During football, Mason Adams plays guard on offense and tackle and end on defense, relying on precise footwork and quickness to close on opponents.

“I get in there and use my face for support,” he said. “I want to get my whole body inside of their arms and drive them back. It’s more speed and leverage than pure strength.”

Lebanon football coach Chris Childs said Adams was previously able to rely on a one-handed grab of a runner’s jersey to make a tackle. The boy grew facial hair in fifth grade and was usually much stronger than his peers, but playing opponents as much as three years older changed the equation last fall.

“He’s starting to get his shoulders more involved,” said Childs, who also oversees a weightlifting program in which Adams works to increase strength on his weaker left side. “Technique is even more important for him, but he never makes an excuse about having one arm.”

The Adams boys both played hockey from an early age, and Mason at first used a prosthetic with two hooks on the end. Those would be taped around the top end of his stick but didn’t allow him much range of motion.

A longtime patient of various orthopedic specialists at the Shriners’ Hospitals in Springfield, Mass., Adams benefited a few years back from the construction of a specialized hockey prosthetic that attaches to his left arm via a sort of suction cup. It’s made in Europe and costs $2,500.

A hockey stick’s butt end slides into an opening at the device’s bottom end and there’s a rotating component in the middle, allowing him to stickhandle and shoot to such a degree that many opponents and fans never notice the absence of a left-handed glove.

Damren once asked Adams what would happen if he broke his stick during a game. Hockey rules require a skater to immediately drop the stick and skate away if that happens.

“I’ll just pull my arm off,” Adams said.

Damren said he’s still waiting for such an occurrence and wonders what spectators’ reactions will be.

“He has a really good sense of humor about his situation,” Damren said, noting that Lebanon’s No. 4 has teammates tie his cleats and skates before practices and games.

Said football teammate Wade Rainey: “When I first moved here in seventh grade, I thought him missing an arm was a big deal. But when you’re his friend and teammate, what pops out at you is that he’s a tough player and a good kid.

“Having him be a part of our lives, it helps us get past what’s on the surface for other people, too.”

Baseball is a bit for trickier for Adams, because after he catches a ball, he must tuck his glove under his upper left arm and transfer the ball to his right hand. He’s found the quickest way to do so is with the glove’s opening facing the ground, followed by a slight release of pressure, allowing the ball to drop downward. Digging the ball out of an upward-facing glove wedged under his arm takes a little more time.

Batting isn’t easy for anyone, but Adams, who tackles it right-handed, can’t adjust as easily to various swing planes. He’s had to develop a keen eye for pitches in what he describes as “my 6-inch wheelhouse.”
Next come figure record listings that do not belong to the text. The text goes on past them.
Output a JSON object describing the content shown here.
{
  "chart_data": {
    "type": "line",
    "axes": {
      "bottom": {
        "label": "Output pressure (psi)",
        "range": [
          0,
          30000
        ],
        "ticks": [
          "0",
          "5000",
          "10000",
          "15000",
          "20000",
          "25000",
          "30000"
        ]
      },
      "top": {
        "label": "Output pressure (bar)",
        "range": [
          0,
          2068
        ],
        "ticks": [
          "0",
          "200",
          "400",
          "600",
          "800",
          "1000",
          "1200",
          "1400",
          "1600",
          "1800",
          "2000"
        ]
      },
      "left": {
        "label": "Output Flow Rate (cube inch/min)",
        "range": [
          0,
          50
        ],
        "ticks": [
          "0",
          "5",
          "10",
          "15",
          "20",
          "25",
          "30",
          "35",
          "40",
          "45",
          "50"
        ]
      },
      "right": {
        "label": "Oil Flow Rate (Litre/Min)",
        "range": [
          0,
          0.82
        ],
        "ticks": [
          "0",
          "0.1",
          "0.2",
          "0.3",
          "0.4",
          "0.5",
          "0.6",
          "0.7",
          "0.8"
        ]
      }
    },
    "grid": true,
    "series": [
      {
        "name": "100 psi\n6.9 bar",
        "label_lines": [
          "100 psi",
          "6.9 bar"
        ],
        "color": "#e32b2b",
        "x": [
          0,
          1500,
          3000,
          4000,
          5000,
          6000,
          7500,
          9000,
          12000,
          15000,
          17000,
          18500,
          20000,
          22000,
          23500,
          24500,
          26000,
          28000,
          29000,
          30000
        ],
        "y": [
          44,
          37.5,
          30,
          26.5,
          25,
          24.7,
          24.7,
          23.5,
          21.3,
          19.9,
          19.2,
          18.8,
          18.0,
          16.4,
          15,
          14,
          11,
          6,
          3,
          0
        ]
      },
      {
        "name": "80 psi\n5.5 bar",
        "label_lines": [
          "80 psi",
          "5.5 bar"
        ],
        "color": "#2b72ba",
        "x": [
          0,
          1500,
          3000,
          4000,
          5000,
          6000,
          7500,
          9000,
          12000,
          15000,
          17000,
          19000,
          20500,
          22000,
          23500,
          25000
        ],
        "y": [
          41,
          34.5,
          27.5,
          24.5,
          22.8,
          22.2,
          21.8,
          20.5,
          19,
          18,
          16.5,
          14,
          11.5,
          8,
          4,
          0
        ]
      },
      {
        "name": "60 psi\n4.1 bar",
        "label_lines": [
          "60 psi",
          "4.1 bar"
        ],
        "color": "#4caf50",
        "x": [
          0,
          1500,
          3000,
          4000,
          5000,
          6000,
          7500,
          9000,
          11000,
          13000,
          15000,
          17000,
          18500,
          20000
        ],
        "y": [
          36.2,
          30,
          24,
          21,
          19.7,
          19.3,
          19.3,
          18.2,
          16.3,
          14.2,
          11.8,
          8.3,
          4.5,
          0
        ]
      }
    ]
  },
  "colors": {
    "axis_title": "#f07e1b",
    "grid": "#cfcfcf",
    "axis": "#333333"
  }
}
When pitching, Adams will use his bare hand to field softer ground balls or simply get out of the way of harder ones, leaving them for his infielders. Opponents aren’t usually inclined to bunt after seeing how quickly he gets off the mound, but they’ve been known to heckle him about his disability.

“We’ve been around it for so long, we let it go in one ear and out the other,” Bruce Adams said. “Teenage kids are going to be teenage kids.”

Significant trouble has been averted, the father guessed, by his son’s imposing stature and emotional maturity. The topic of his shorter arm is rarely off-limits to friends and strangers alike.

“If people want to look, they can look,” Mason Adams said. “It might be the only time they’ve seen somebody with a missing limb.”

The only time Adams recalls being upset in regard to his little arm was when he heard through the grapevine that a young lady had accepted a date with him because she felt sorry for his condition. But, as Adams points out, it’s not only the arm that makes him different.

“I’m the only kid in the high school with a full beard,” he said with a chuckle.